Book Review: Secrets of the Javascript Ninja

Secrets of the Javascript Ninja,” is a relatively new Javascript book (2013), written by developers with deep browser programming experience, John Resig and Bear Bibeault, It covers lessons learned over many years maintaining Javascript libraries. A lot of the practical guidance is valuable, even if you’re an experienced developer – it includes a lot of notes about common problems developers encounter in browser APIs, many items which are otherwise difficult to learn without hard experience. If you’re primary interest is server-side Javascript, the relevant examples are likely too basic, unless you’re unfamiliar with things like closures.

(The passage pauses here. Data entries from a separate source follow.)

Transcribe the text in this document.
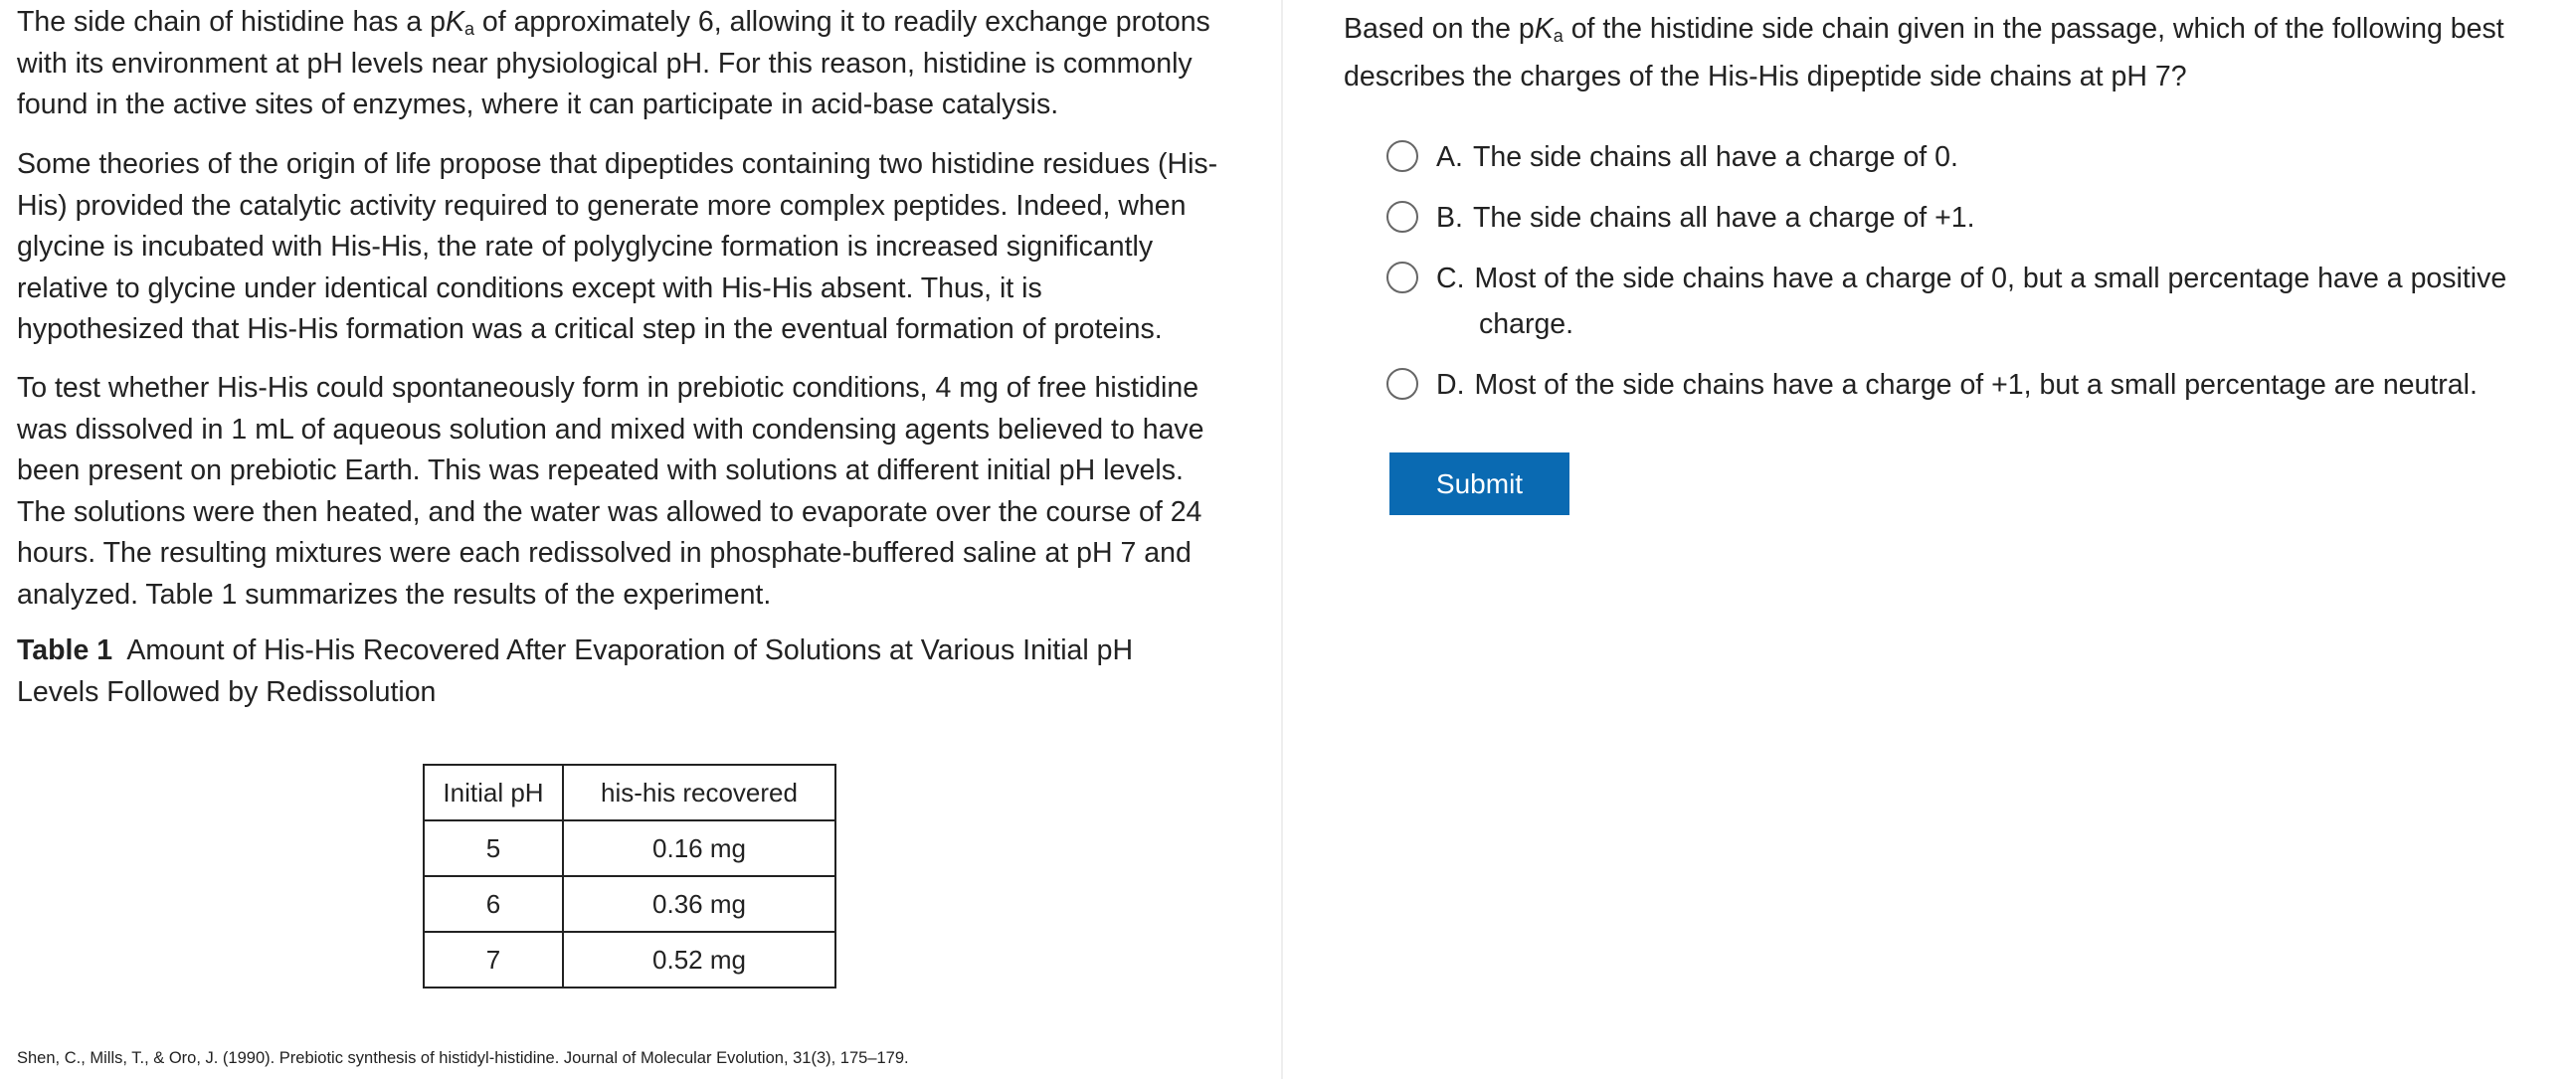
The side chain of histidine has a $pK_a$ of approximately 6, allowing it to readily exchange protons
with its environment at pH levels near physiological pH. For this reason, histidine is commonly
found in the active sites of enzymes, where it can participate in acid-base catalysis.

Some theories of the origin of life propose that dipeptides containing two histidine residues (His-
His) provided the catalytic activity required to generate more complex peptides. Indeed, when
glycine is incubated with His-His, the rate of polyglycine formation is increased significantly
relative to glycine under identical conditions except with His-His absent. Thus, it is
hypothesized that His-His formation was a critical step in the eventual formation of proteins.

To test whether His-His could spontaneously form in prebiotic conditions, 4 mg of free histidine
was dissolved in 1 mL of aqueous solution and mixed with condensing agents believed to have
been present on prebiotic Earth. This was repeated with solutions at different initial pH levels.
The solutions were then heated, and the water was allowed to evaporate over the course of 24
hours. The resulting mixtures were each redissolved in phosphate-buffered saline at pH 7 and
analyzed. Table 1 summarizes the results of the experiment.

Table 1  Amount of His-His Recovered After Evaporation of Solutions at Various Initial pH
Levels Followed by Redissolution
Initial pH	his-his recovered
5	0.16 mg
6	0.36 mg
7	0.52 mg
Shen, C., Mills, T., & Oro, J. (1990). Prebiotic synthesis of histidyl-histidine. Journal of Molecular Evolution, 31(3), 175–179.
Based on the $pK_a$ of the histidine side chain given in the passage, which of the following best
describes the charges of the His-His dipeptide side chains at pH 7?
A. The side chains all have a charge of 0.
B. The side chains all have a charge of +1.
C. Most of the side chains have a charge of 0, but a small percentage have a positive
charge.
D. Most of the side chains have a charge of +1, but a small percentage are neutral.
Submit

This is a very practically minded book, with lots of code samples. The book is divided into categories referred to as “Training,” “Apprentice,” “Ninja,” and “Master, ” roughly splitting sections by the complexity and sophistication of material presented. While I find the “Ninja” metaphor goofy, it is not overly pervasive in the book except as a literary prop (note the cover image is a Samurai). The progression of difficulty is consistent with what you might expect from people who work on a library like jQuery: “Master,” for instance, involves patching a browser to handle events and CSS selectors correctly, rather than managing codebases of tens or hundreds of thousands of lines of Javascript code.

For someone who has written a lot of Javascript code, there will be chapters you can skip or skim. I’ve seen some of the material before – having read library documentation, I’ve read numerous discussions of OOP in Javascript, but I found the chapter on Timers invaluable. The authors are big proponents of regular expressions, which I’ve found to be atypical in most code I’ve seen, and thus presents an interesting perspective.

Since the book is relatively new, the authors structure certain chapters around how one might patch useful new constructs into legacy browsers (e.g. event handling improvements), which provides a window into how they think about design, what new features are coming, and how the new features actually work. This isn’t about design patterns per se though, it is about specific APIs that have cause a lot of pain in the past (or currently), and are being improved.

If you’re not currently steeped in browser coding issues, or are only causually, “Secrets of the Javascript Ninja” could easily save you the cost in time through understanding common nuances of brower APIs.